Ce système neuronal double offre un mécanisme robuste pour équilibrer le comportement d’accouplement basé sur les états internes. Les résultats pourraient fournir des informations sur le comportement sexuel humain et les troubles liés à l’hypothalamus.
Faits clés:
- Les neurones sensibles à la progestérone dans le VMH antérieur conduisent à des comportements de rejet sexuel.
- Ces neurones changent d’activité en fonction de la fertilité, équilibrant ainsi dynamiquement le comportement d’accouplement.
- L’optogénétique a confirmé leur rôle de « commutateur » neuronal de rejet chez la souris femelle.
Source: Centre Champalimaud pour l’Inconnu
Les mammifères femelles, comme les rongeurs, n’acceptent les tentatives d’accouplement que pendant leur phase fertile et rejettent activement les mâles en dehors de cette période.
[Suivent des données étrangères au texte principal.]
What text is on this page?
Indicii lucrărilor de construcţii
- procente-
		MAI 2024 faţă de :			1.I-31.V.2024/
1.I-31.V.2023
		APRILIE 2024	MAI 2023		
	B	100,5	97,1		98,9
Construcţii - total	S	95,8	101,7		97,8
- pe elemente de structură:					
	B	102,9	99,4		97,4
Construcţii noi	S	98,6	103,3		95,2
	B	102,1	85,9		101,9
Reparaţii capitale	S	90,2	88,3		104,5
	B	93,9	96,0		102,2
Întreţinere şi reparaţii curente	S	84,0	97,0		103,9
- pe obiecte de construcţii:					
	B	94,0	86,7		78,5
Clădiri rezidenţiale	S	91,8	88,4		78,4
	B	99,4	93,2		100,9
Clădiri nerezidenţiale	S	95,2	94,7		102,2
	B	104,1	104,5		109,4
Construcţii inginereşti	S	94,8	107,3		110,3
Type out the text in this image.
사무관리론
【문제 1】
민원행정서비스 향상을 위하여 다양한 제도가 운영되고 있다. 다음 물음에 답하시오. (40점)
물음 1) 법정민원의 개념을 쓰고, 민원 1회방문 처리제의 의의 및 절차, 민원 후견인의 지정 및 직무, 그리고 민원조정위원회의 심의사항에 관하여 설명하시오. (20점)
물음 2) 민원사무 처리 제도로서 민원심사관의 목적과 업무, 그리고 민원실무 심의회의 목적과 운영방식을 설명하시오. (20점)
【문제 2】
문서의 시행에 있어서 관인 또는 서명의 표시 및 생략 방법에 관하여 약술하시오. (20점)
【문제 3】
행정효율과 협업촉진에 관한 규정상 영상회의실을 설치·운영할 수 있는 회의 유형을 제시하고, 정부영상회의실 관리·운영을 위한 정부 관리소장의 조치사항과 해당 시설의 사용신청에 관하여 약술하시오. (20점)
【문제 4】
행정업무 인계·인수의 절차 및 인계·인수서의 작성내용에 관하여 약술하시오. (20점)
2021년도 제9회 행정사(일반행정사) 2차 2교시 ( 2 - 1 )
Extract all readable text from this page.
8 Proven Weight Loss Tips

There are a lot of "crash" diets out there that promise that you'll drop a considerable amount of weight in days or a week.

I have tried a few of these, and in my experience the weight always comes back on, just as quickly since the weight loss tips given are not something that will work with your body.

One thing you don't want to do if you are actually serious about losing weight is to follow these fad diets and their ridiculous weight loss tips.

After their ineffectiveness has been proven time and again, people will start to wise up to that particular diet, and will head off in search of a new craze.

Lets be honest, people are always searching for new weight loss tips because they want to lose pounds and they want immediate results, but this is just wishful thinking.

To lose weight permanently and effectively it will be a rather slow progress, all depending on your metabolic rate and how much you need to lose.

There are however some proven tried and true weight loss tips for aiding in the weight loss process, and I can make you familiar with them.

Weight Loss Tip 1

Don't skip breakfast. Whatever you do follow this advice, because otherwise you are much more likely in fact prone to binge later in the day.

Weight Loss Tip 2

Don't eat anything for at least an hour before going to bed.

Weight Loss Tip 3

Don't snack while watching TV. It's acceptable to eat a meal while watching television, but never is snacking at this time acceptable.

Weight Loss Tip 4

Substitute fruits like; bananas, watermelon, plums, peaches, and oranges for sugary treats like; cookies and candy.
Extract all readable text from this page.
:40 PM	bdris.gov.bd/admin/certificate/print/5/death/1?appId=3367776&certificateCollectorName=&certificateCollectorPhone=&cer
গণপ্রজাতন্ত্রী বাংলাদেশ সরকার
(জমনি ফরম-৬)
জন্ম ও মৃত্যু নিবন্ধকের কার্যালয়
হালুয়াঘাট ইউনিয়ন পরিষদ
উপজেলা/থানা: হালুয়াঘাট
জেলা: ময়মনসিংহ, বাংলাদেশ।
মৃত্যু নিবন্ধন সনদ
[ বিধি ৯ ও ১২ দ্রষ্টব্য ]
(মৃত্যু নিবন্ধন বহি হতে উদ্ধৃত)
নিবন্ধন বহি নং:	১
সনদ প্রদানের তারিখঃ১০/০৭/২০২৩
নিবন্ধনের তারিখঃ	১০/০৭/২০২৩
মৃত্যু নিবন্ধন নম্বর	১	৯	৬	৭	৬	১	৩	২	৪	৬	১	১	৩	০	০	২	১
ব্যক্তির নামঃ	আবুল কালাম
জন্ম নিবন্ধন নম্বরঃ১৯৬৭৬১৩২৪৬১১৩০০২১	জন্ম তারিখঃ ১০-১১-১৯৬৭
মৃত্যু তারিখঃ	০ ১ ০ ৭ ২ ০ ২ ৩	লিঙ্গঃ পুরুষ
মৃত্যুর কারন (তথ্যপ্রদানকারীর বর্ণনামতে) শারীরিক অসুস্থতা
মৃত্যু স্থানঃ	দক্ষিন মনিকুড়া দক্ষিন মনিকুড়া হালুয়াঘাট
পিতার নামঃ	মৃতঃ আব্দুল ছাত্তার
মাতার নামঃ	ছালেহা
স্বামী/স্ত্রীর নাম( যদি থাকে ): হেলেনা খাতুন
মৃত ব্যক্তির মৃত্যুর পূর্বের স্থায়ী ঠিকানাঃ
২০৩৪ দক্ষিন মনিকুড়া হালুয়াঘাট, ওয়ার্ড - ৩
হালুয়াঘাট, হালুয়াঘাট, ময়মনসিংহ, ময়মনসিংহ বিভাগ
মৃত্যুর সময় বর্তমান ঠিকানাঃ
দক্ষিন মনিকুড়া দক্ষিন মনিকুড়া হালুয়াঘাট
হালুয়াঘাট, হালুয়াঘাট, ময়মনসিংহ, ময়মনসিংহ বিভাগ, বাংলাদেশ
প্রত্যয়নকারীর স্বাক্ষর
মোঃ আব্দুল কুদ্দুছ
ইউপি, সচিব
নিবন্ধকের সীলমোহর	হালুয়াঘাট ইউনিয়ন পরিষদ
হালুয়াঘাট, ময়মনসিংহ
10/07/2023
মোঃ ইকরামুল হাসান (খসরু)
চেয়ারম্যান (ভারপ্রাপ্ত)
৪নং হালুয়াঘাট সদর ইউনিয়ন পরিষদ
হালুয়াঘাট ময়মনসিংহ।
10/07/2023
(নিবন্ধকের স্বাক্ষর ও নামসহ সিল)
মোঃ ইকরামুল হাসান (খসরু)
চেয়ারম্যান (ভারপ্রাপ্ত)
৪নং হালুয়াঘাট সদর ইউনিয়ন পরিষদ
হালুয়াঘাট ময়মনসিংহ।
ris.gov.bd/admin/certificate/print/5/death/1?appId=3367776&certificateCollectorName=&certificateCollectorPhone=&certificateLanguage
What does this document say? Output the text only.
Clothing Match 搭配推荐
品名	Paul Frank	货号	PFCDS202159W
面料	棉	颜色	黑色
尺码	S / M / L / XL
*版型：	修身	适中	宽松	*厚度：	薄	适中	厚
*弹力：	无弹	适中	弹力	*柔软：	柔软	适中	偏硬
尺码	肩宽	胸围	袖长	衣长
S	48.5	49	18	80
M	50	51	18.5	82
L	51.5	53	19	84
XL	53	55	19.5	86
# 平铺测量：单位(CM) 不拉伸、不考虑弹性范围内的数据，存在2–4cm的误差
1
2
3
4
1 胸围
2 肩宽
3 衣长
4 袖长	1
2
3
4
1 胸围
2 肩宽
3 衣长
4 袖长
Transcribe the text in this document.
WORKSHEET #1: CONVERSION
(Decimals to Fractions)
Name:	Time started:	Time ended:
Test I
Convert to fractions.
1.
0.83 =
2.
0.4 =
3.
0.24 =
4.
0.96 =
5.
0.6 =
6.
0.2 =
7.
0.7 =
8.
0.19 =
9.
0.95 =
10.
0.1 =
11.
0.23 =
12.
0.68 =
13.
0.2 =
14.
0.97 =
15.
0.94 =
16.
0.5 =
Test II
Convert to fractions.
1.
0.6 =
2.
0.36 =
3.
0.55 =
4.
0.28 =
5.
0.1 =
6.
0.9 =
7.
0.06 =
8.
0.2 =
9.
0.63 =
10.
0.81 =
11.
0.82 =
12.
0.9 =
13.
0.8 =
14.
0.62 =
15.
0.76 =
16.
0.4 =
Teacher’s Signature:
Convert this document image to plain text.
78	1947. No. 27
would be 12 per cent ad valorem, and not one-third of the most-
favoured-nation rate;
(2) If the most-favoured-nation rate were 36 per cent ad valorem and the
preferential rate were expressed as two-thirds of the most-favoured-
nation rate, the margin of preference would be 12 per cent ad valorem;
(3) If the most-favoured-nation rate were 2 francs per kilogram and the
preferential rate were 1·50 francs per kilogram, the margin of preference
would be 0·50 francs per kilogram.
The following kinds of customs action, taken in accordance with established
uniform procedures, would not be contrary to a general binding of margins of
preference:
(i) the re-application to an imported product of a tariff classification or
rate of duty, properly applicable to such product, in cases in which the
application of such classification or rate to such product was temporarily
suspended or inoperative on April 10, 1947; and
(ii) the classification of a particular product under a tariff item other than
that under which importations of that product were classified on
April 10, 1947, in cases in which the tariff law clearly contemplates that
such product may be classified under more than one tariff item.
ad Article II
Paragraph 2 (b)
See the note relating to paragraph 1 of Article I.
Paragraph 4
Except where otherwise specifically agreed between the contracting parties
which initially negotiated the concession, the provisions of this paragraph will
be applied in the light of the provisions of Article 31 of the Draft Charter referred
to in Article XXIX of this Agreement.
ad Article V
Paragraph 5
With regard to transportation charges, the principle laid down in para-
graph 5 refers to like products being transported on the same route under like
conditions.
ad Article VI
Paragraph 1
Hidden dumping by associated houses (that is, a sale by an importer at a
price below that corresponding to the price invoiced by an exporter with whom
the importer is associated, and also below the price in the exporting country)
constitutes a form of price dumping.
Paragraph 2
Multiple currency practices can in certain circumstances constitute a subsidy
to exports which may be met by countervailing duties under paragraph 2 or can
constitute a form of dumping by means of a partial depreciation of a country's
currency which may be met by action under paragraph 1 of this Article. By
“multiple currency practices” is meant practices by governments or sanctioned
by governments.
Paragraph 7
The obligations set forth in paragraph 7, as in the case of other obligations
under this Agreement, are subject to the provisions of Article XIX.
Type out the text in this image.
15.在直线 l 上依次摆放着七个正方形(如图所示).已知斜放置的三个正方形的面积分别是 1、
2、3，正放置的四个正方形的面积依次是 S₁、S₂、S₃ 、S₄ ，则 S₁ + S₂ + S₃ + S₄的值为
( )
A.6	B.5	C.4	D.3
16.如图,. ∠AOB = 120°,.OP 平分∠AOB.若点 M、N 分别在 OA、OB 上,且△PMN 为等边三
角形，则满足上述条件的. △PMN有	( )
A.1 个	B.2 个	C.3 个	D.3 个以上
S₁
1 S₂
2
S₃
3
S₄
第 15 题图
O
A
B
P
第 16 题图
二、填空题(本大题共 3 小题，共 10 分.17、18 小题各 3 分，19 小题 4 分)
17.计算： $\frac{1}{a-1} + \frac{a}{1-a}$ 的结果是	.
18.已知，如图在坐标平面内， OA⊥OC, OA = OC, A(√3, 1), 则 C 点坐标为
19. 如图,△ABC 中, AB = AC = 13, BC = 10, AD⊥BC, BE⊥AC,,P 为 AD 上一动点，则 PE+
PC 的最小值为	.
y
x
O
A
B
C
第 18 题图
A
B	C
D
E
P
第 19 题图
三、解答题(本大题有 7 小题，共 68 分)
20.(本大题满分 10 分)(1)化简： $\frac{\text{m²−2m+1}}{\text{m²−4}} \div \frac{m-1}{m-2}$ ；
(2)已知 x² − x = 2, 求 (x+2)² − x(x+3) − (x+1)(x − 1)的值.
Si les zones cérébrales contrôlant la réceptivité sexuelle sont bien étudiées, les mécanismes à l’origine du rejet actif le sont moins.
«Le rejet sexuel n’est pas seulement une absence de réceptivité, c’est un comportement actif», explique Susana Lima, auteure principale et directrice du laboratoire de neuroéthologie de CF.
«Les femelles présentent des actions défensives comme s’enfuir, donner des coups de pied ou boxer le mâle. Nous voulions comprendre comment le cerveau bascule entre ces deux états comportementaux radicalement différents ».
L’hypothalamus ventromédian (VMH), une région cérébrale ancienne au cours de l’évolution qui contrôle le comportement social et sexuel de toutes les espèces, y compris les humains, est au cœur de leurs recherches.
« Nous soupçonnions que le VMH pourrait héberger une population distincte de cellules dédiées au rejet, sur la base d’expériences d’imagerie à basse résolution antérieures montrant l’activité du VMH lors de l’acceptation et du rejet des avances masculines », explique Lima.
L’équipe s’est concentrée sur le VMH antérieur, une zone moins explorée, en particulier sur les cellules sensibles à l’hormone progestérone, qui fluctue tout au long du cycle de reproduction.
« Ces neurones sont idéaux pour étudier comment le cerveau féminin bascule entre l’acceptation et le rejet au cours du cycle », note le premier auteur Nicolas Gutierrez-Castellanos.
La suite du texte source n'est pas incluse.